Publié le 08/09/2019, par dans Non classé.
Plaidoyer pour un intérêt au patrimoine soufi senoussi

MOSTAGANEM – Les participants à la première conférence sur cheikh Mohamed Ben Ali Es-sanoussi (1787-1859), organisée samedi à Mostaganem, ont plaidé pour s’intéresser au patrimoine soufi et permettre aux chercheurs universitaires et jeunes de l’étudier.

Dr Larbi Bouamama de l’université de Mostaganem a soutenu que mettre ce patrimoine à la disposition des chercheurs aide à mieux connaître et à comprendre plusieurs étapes historiques opaques et intermittentes et à faire un rapport entre les événements pour avoir une image complète.

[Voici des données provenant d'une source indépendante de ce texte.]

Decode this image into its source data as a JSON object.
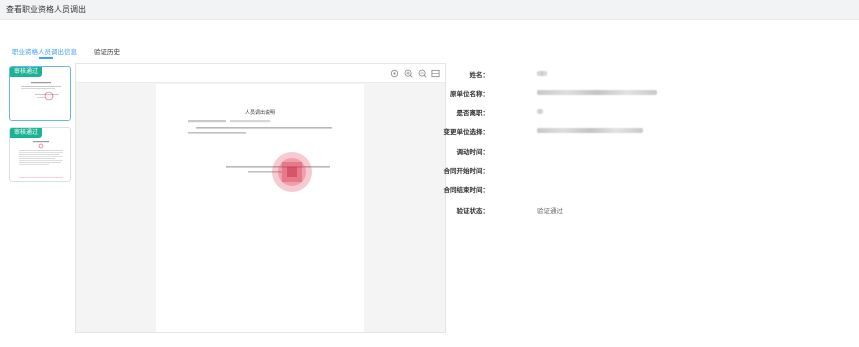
{
  "header": {
    "title": "查看职业资格人员调出"
  },
  "tabs": [
    {
      "label": "职业资格人员调出信息",
      "active": true
    },
    {
      "label": "验证历史",
      "active": false
    }
  ],
  "thumbnails": [
    {
      "badge": "审核通过",
      "selected": true
    },
    {
      "badge": "审核通过",
      "selected": false
    }
  ],
  "viewer": {
    "toolbar_icons": [
      "rotate-icon",
      "zoom-in-icon",
      "zoom-out-icon",
      "fit-page-icon"
    ],
    "document": {
      "title": "人员调出说明",
      "stamp_color": "#e0405a"
    }
  },
  "details": [
    {
      "label": "姓名：",
      "value": "",
      "redacted": true
    },
    {
      "label": "原单位名称：",
      "value": "",
      "redacted": true
    },
    {
      "label": "是否离职：",
      "value": "",
      "redacted": true
    },
    {
      "label": "变更单位选择：",
      "value": "",
      "redacted": true
    },
    {
      "label": "调动时间：",
      "value": ""
    },
    {
      "label": "合同开始时间：",
      "value": ""
    },
    {
      "label": "合同结束时间：",
      "value": ""
    },
    {
      "label": "验证状态：",
      "value": "验证通过"
    }
  ],
  "colors": {
    "accent": "#409eff",
    "badge": "#1ab394",
    "header_bg": "#f2f3f5"
  }
}
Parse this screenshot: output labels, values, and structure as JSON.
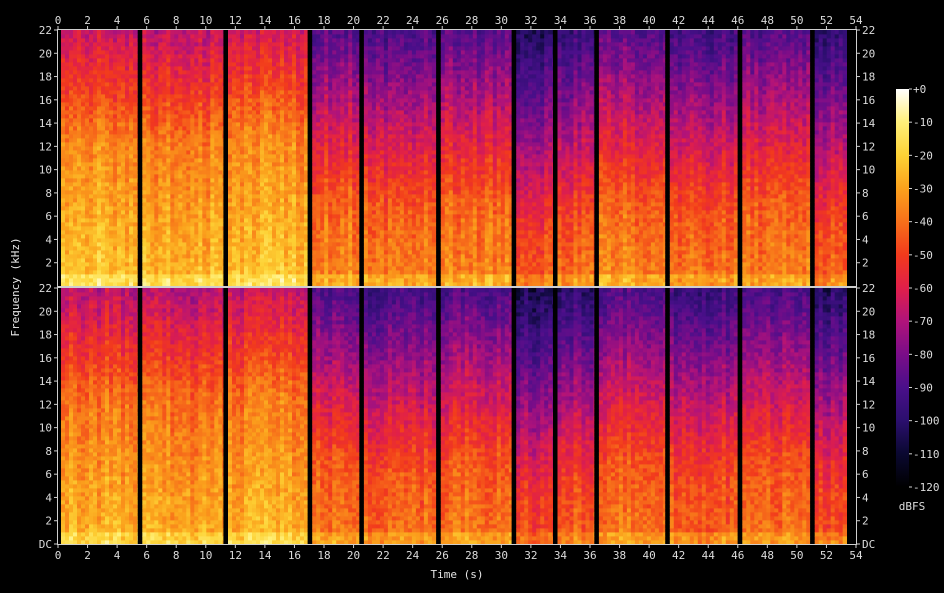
{
  "chart_data": {
    "type": "heatmap",
    "title": "",
    "xlabel": "Time (s)",
    "ylabel": "Frequency (kHz)",
    "xlim": [
      0,
      54
    ],
    "ylim_khz": [
      0,
      22
    ],
    "x_ticks": [
      "0",
      "2",
      "4",
      "6",
      "8",
      "10",
      "12",
      "14",
      "16",
      "18",
      "20",
      "22",
      "24",
      "26",
      "28",
      "30",
      "32",
      "34",
      "36",
      "38",
      "40",
      "42",
      "44",
      "46",
      "48",
      "50",
      "52",
      "54"
    ],
    "y_ticks": [
      "DC",
      "2",
      "4",
      "6",
      "8",
      "10",
      "12",
      "14",
      "16",
      "18",
      "20",
      "22"
    ],
    "channels": 2,
    "colorbar": {
      "label": "dBFS",
      "range_db": [
        -120,
        0
      ],
      "ticks": [
        "+0",
        "-10",
        "-20",
        "-30",
        "-40",
        "-50",
        "-60",
        "-70",
        "-80",
        "-90",
        "-100",
        "-110",
        "-120"
      ],
      "colors": [
        "#000000",
        "#0a0830",
        "#2b0f6e",
        "#4a0f8a",
        "#7a0d88",
        "#b0137a",
        "#e01f4a",
        "#f23a1c",
        "#f7701a",
        "#fba11c",
        "#fdd235",
        "#fff07a",
        "#ffffff"
      ]
    },
    "silence_gaps_s": [
      5.5,
      11.3,
      17.0,
      20.5,
      25.7,
      30.8,
      33.6,
      36.4,
      41.2,
      46.1,
      51.0,
      53.5
    ],
    "segments": [
      {
        "start": 0.0,
        "end": 5.5,
        "loudness_db": -40,
        "brightness_khz": 12
      },
      {
        "start": 5.5,
        "end": 11.3,
        "loudness_db": -42,
        "brightness_khz": 12
      },
      {
        "start": 11.3,
        "end": 17.0,
        "loudness_db": -40,
        "brightness_khz": 13
      },
      {
        "start": 17.0,
        "end": 20.5,
        "loudness_db": -52,
        "brightness_khz": 7
      },
      {
        "start": 20.5,
        "end": 25.7,
        "loudness_db": -54,
        "brightness_khz": 6
      },
      {
        "start": 25.7,
        "end": 30.8,
        "loudness_db": -52,
        "brightness_khz": 7
      },
      {
        "start": 30.8,
        "end": 33.6,
        "loudness_db": -62,
        "brightness_khz": 4
      },
      {
        "start": 33.6,
        "end": 36.4,
        "loudness_db": -58,
        "brightness_khz": 5
      },
      {
        "start": 36.4,
        "end": 41.2,
        "loudness_db": -52,
        "brightness_khz": 7
      },
      {
        "start": 41.2,
        "end": 46.1,
        "loudness_db": -56,
        "brightness_khz": 6
      },
      {
        "start": 46.1,
        "end": 51.0,
        "loudness_db": -54,
        "brightness_khz": 7
      },
      {
        "start": 51.0,
        "end": 53.5,
        "loudness_db": -60,
        "brightness_khz": 5
      }
    ]
  }
}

Cheikh Senoussi fut un enseignant théologien, un politicien et un sociologue qui a réussi à travers le mouvement soufi d’édifier un Etat, a-t-il rappelé, soulignant qu’il est temps de profiter de son legs et de construire une base culturelle et civilisationnelle solide.

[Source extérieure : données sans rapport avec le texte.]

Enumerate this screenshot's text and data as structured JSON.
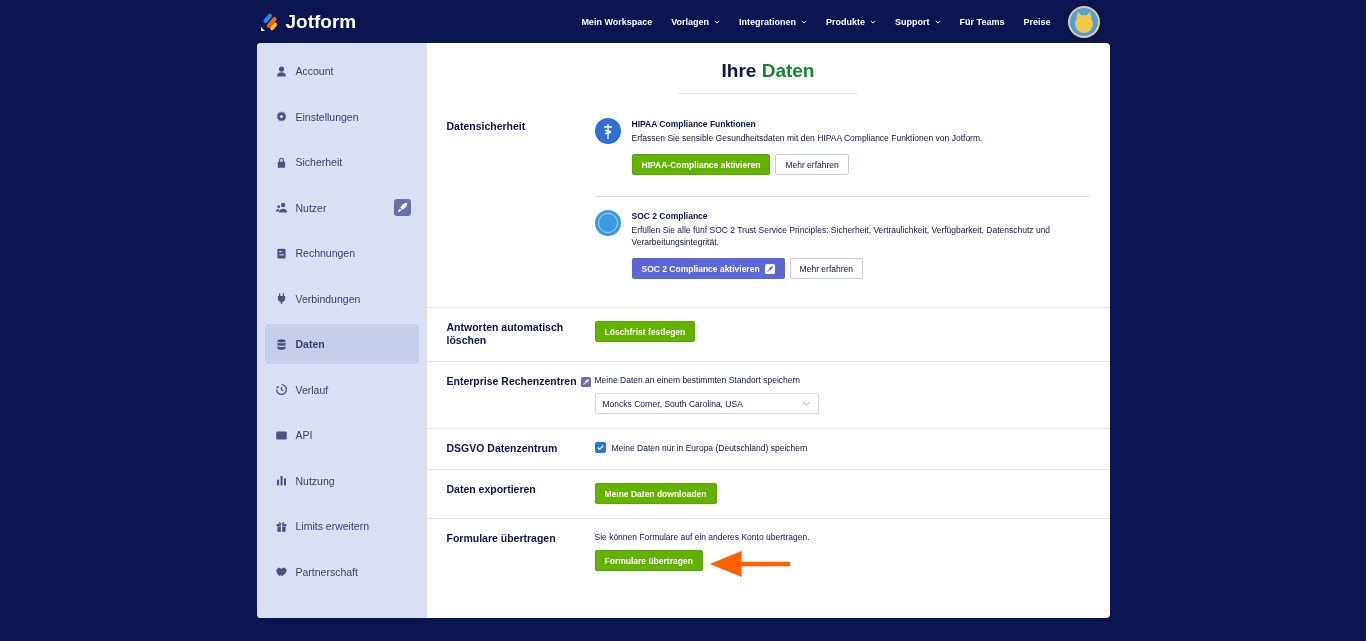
{
  "header": {
    "logo": "Jotform",
    "nav": [
      {
        "label": "Mein Workspace",
        "caret": false
      },
      {
        "label": "Vorlagen",
        "caret": true
      },
      {
        "label": "Integrationen",
        "caret": true
      },
      {
        "label": "Produkte",
        "caret": true
      },
      {
        "label": "Support",
        "caret": true
      },
      {
        "label": "Für Teams",
        "caret": false
      },
      {
        "label": "Preise",
        "caret": false
      }
    ]
  },
  "sidebar": {
    "items": [
      {
        "label": "Account",
        "selected": false,
        "upgrade": false
      },
      {
        "label": "Einstellungen",
        "selected": false,
        "upgrade": false
      },
      {
        "label": "Sicherheit",
        "selected": false,
        "upgrade": false
      },
      {
        "label": "Nutzer",
        "selected": false,
        "upgrade": true
      },
      {
        "label": "Rechnungen",
        "selected": false,
        "upgrade": false
      },
      {
        "label": "Verbindungen",
        "selected": false,
        "upgrade": false
      },
      {
        "label": "Daten",
        "selected": true,
        "upgrade": false
      },
      {
        "label": "Verlauf",
        "selected": false,
        "upgrade": false
      },
      {
        "label": "API",
        "selected": false,
        "upgrade": false
      },
      {
        "label": "Nutzung",
        "selected": false,
        "upgrade": false
      },
      {
        "label": "Limits erweitern",
        "selected": false,
        "upgrade": false
      },
      {
        "label": "Partnerschaft",
        "selected": false,
        "upgrade": false
      }
    ]
  },
  "page": {
    "title": "Ihre",
    "title_accent": "Daten"
  },
  "sections": [
    {
      "kind": "features",
      "label": "Datensicherheit",
      "upgrade": false,
      "features": [
        {
          "title": "HIPAA Compliance Funktionen",
          "description": "Erfassen Sie sensible Gesundheitsdaten mit den HIPAA Compliance Funktionen von Jotform.",
          "buttons": [
            {
              "label": "HIPAA-Compliance aktivieren",
              "kind": "primary"
            },
            {
              "label": "Mehr erfahren",
              "kind": "secondary"
            }
          ]
        },
        {
          "title": "SOC 2 Compliance",
          "description": "Erfüllen Sie alle fünf SOC 2 Trust Service Principles: Sicherheit, Vertraulichkeit, Verfügbarkeit, Datenschutz und Verarbeitungsintegrität.",
          "buttons": [
            {
              "label": "SOC 2 Compliance aktivieren",
              "kind": "premium"
            },
            {
              "label": "Mehr erfahren",
              "kind": "secondary"
            }
          ]
        }
      ]
    },
    {
      "kind": "button",
      "label": "Antworten automatisch löschen",
      "upgrade": false,
      "button": "Löschfrist festlegen"
    },
    {
      "kind": "select",
      "label": "Enterprise Rechenzentren",
      "upgrade": true,
      "text": "Meine Daten an einem bestimmten Standort speichern",
      "value": "Moncks Corner, South Carolina, USA"
    },
    {
      "kind": "checkbox",
      "label": "DSGVO Datenzentrum",
      "upgrade": false,
      "text": "Meine Daten nur in Europa (Deutschland) speichern",
      "checked": true
    },
    {
      "kind": "button",
      "label": "Daten exportieren",
      "upgrade": false,
      "button": "Meine Daten downloaden"
    },
    {
      "kind": "text-button",
      "label": "Formulare übertragen",
      "upgrade": false,
      "text": "Sie können Formulare auf ein anderes Konto übertragen.",
      "button": "Formulare übertragen",
      "arrow": true
    }
  ]
}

Dr Latrouche Charef de la même université a affirmé, pour sa part, que diffuser la pensée soufie sanoussie et sa simplification par l’utilisation d’outils de l’époque est plus que nécessaire.

L’utilisation des technologies de communication notamment les réseaux sociaux permet aux générations de préserver ce patrimoine, a-t-il estimé.

Cette conférence a été organisée à la bibliothèque principale de lecture publique « Dr Moulay Belhamissi » de Mostaganem à l’occasion de la commémoration du 160e anniversaire de la mort de Cheikh Mohamed Ben Ali Es-Sanoussi en ce jour de 1859, a indiqué le président de l’association du cheikh Mohamed Ben Ali Es-Sanoussi du patrimoine soufi, Khettab Tekkouk, souligant que cette conférence entre dans le cadre du programme de l’association visant la promotion du patrimoine de cet érudit soufi en fiqh et théologie ayant fondé une tariqa soufie regroupant des disciples d’Afrique et d’Asie.

Cheikh Mohamed Ben Ali Es-Sanoiussi, né aux environs de Mostaganem en 1787, s’est déplacé à Mazouna, Tlemcen et Fès à la quête du savoir. il a enseigné à la mosquée d’El Azhar en Egypte et a créé sa zaouia dans des pays du Moyen orient.

De retour en Libye après un long séjour en Egypte, il a fondé son centre de la tariqa soufie d’enseignement du Coran et de la Sunna. Il décéda à Djaghboub (Libye) en 1859 laissant derrière lui plus de 40 ouvrages et lettres dans différentes sciences.